Но это была, конечно, не та тьма, о которой толкуют глупые поповские сказки, тьма преисподняя, демоническая. Нет-нет, то была тьма изначальная, откуда родится мир, – тьма теплая, нежная, доверчивая. Та самая Тьма, которая располагается в тени горы и которой древние даосы дали имя Инь: тьма-мать, тьма-женщина, без нее же ничего не было и ничего не будет…
Триумвир задумчиво сидел за столом темно-зеленого игорного сукна, протяженным, как футбольное поле. На краю стола стояла квадратная стальная клетка. В клетке суетилась черно-белая ручная крыса Дуська: бегала, вдруг замирала, прикусив зубами прут, глядела мило и печально, чуть пошевеливались светлые усы. Прутья клетки отбрасывали на зверька тень, и крыса казалась полосатой, как старорежимный каторжник, только кандалов на лапках недоставало.
– Что сидишь, Дуняша? Выходи, прогуляйся, – предложил Мышастый.
Но крыса выходить не хотела: то ли чуяла что-то, то ли из чистой осторожности. Вот тоже метафизика, поставленная на голову. Крыс боится весь свет, а сама крыса боится из клетки нос высунуть. Может, и с нами так же, и мы тоже крысы, сидим в клетке, а мировой разум нам сыплет сквозь прутья манну небесную, зерновую смесь, и мы так же становимся на задние лапки, трясем эту клетку, а выйти не можем, боимся.
Мышастый вздохнул: далеко зашло дело, ах как далеко… С каждым годом все труднее удерживать власть, базилевсы сменяются, как блядюшкины перчатки, Великая цепь непогребенных все длиннее, и в строгом соответствии с законами физики силы сквозь нее проходит все меньше и меньше, потому что часть тратится на проклятое сопротивление материала – хоть и мертвого, но упорного.
Крыса, обеспокоенная оцепенелым видом хозяина, зашебуршалась в своей клетке, и Мышастый пришел в себя. Прямо перед ним лежала общая тетрадь: ученическая, серая, внутри – линованные страницы, исписанные почерком тряским, фиолетовым, неразборчивым. Но разобрать все-таки придется, и разобрать до последней буквы: тетрадь эта – не просто тетрадь, а дневник базилевса.
Почивший в бозе, или, вернее сказать, во диаволе непогребенный, потентат не доверял современной технике. Компьютер можно взломать, цифровую информацию украсть, расшифровать, размножить в любом количестве. А тетрадь – она одна и все время при базилевсе. Значит, никто не сунет в нее гриппозный нос – влажный, шмыгающий, любопытный.

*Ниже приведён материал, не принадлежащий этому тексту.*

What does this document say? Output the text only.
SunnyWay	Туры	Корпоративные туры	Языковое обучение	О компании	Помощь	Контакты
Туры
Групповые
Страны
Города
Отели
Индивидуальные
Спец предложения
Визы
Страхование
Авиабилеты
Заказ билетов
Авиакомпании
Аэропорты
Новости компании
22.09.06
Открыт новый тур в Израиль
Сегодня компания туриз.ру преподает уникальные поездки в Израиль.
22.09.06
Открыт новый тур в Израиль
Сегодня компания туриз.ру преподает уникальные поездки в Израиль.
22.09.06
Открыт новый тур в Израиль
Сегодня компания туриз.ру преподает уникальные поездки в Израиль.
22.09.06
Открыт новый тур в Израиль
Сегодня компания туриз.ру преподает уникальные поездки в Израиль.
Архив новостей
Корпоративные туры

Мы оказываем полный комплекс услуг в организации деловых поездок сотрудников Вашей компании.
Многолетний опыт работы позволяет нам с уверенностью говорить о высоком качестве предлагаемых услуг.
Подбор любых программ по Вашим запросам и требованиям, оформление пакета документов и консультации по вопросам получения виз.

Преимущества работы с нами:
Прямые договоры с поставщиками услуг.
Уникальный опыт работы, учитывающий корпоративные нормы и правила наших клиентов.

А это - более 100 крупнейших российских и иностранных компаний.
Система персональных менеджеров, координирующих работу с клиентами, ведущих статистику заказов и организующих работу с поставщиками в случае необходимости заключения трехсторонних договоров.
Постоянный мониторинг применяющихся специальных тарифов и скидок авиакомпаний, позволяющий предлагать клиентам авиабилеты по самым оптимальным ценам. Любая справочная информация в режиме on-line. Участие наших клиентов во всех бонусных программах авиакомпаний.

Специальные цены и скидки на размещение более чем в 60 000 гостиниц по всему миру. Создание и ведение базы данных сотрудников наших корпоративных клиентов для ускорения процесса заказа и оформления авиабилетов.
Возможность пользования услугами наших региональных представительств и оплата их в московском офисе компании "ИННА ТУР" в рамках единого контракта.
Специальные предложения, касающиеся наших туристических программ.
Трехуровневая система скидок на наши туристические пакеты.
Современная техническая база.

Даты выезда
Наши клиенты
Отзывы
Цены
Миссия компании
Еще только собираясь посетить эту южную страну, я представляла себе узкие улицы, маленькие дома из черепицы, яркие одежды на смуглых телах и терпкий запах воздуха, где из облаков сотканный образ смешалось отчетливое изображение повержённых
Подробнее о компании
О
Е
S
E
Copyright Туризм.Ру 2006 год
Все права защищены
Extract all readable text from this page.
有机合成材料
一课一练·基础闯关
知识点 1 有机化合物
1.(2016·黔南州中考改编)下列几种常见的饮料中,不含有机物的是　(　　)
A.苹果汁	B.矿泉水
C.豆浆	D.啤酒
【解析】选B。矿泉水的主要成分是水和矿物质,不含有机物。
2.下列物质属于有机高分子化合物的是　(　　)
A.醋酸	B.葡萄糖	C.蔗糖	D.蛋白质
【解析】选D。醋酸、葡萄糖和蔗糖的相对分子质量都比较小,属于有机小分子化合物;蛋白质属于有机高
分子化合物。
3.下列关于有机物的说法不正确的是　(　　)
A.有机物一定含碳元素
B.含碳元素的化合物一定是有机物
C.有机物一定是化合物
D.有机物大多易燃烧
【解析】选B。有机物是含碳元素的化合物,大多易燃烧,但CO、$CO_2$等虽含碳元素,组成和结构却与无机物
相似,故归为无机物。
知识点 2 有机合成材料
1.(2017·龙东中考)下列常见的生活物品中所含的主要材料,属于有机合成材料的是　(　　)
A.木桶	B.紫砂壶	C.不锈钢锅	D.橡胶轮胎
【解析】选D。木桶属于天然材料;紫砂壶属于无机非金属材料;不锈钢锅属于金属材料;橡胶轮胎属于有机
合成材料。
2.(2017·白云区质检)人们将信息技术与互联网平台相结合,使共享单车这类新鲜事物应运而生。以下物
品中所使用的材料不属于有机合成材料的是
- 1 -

Одного не учел базилевс, да, одного – что он сам не вечен, сам прах и ко праху отойдет, а тетрадь его останется голой, беззащитной перед стальным взглядом Мышастого, выдаст рано или поздно ему все свои тайны. Дело оставалось за малым – увидеть, что он там писал, а значит, понять, что творится в самом низу, в глубинах, недоступных пока ни самому Мышастому, ни лелеемой им тьме.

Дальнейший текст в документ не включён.